Wednesday, May 4, 2011

Exciting!

This weekend is our first baby shower and we are super excited! We are flying to California tomorrow and while there is a lot to do, it's the type of chores that are exciting, not tedious. Rob got a haircut, I am getting my hair done, and yesterday I got a specialty manicure that will supposedly last many weeks. Since I was laid off I stopped getting my nails and hair done with the exception of two haircuts so this is a fun, big deal for me!

If you're one of my California people, I really hope to see you on either Friday night or Saturday. I'm really excited for my shower because I will (hopefully) be getting to see some of my friends I didn't get to see on my last trip.
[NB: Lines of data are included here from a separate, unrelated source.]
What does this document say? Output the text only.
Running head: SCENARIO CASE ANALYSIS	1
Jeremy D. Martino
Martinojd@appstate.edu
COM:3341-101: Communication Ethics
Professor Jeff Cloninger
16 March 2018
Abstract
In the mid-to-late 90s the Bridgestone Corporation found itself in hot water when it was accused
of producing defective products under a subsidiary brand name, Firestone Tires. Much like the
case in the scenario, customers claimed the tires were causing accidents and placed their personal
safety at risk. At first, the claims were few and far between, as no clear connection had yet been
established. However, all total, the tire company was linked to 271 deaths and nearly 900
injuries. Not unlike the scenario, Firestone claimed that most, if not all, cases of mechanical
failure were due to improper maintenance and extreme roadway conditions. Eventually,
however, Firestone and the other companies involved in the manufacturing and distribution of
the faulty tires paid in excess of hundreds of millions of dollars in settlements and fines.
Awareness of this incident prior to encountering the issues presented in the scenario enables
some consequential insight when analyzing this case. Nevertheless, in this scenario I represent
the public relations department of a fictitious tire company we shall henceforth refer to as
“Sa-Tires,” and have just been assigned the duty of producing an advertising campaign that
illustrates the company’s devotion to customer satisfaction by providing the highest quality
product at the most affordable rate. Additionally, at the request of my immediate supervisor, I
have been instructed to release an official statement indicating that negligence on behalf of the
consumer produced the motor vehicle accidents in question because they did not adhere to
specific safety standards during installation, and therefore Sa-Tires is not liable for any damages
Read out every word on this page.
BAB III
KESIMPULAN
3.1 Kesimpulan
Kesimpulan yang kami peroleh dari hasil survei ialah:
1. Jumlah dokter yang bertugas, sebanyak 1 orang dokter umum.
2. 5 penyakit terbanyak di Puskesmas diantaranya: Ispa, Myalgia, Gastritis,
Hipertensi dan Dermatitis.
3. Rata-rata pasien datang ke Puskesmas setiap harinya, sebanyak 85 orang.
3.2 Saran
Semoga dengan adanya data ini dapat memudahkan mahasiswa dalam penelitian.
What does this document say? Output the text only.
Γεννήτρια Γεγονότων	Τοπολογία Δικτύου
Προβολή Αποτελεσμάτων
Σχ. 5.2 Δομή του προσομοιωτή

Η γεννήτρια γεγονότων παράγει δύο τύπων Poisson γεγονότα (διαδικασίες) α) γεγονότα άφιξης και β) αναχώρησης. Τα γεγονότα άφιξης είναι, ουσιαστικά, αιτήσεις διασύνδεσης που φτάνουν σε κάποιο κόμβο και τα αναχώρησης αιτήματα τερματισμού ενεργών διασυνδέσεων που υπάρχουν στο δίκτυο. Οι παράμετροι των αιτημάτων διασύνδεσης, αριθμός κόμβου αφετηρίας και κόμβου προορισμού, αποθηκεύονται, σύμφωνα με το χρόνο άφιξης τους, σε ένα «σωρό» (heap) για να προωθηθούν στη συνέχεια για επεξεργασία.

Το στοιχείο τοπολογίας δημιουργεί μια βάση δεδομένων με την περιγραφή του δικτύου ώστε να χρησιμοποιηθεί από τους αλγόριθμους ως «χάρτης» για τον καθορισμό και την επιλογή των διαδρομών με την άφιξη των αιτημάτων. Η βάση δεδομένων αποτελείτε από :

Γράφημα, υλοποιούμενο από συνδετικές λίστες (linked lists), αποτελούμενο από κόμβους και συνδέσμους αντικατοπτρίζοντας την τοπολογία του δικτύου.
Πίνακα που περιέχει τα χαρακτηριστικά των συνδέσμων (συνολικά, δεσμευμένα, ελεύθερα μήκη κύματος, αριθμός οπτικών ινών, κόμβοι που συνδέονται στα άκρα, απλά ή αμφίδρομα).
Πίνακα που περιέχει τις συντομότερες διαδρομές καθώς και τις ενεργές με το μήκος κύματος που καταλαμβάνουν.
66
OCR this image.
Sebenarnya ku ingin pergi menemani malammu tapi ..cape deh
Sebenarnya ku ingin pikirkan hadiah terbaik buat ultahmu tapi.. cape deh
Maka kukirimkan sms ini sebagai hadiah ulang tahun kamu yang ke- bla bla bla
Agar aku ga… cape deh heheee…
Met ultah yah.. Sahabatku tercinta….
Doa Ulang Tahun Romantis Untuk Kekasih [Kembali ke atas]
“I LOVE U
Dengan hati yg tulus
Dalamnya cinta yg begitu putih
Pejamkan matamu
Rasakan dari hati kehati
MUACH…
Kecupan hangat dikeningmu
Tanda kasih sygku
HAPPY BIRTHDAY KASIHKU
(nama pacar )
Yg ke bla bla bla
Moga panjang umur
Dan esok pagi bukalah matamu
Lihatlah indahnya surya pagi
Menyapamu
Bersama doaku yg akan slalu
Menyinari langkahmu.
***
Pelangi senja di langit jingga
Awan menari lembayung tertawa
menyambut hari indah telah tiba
It was so hard making a shower guest list. There were a handful of friends I wanted to invite but didn't because we aren't super tight and I didn't want anyone to think I was looking for gifts! I was really worried about the guest list because there was a debacle with the printing company (my girlfriend paid an extra fee for them to ship the printed invites directly so they'd be expedited and at least three people mentioned not receiving theirs. So upsetting!) I'm just really excited to see my friends and my mom bought me a new shirt to wear, too! Yay!

Our next shower is in about three weeks. Over fifty people are invited, and I must say with honesty that I only know a handful of them. I am excited for that shower, too, because I will get a chance to meet new people. How strange to think you'll be meeting people at what is typically an intimate event, right? Gotta love a loving church!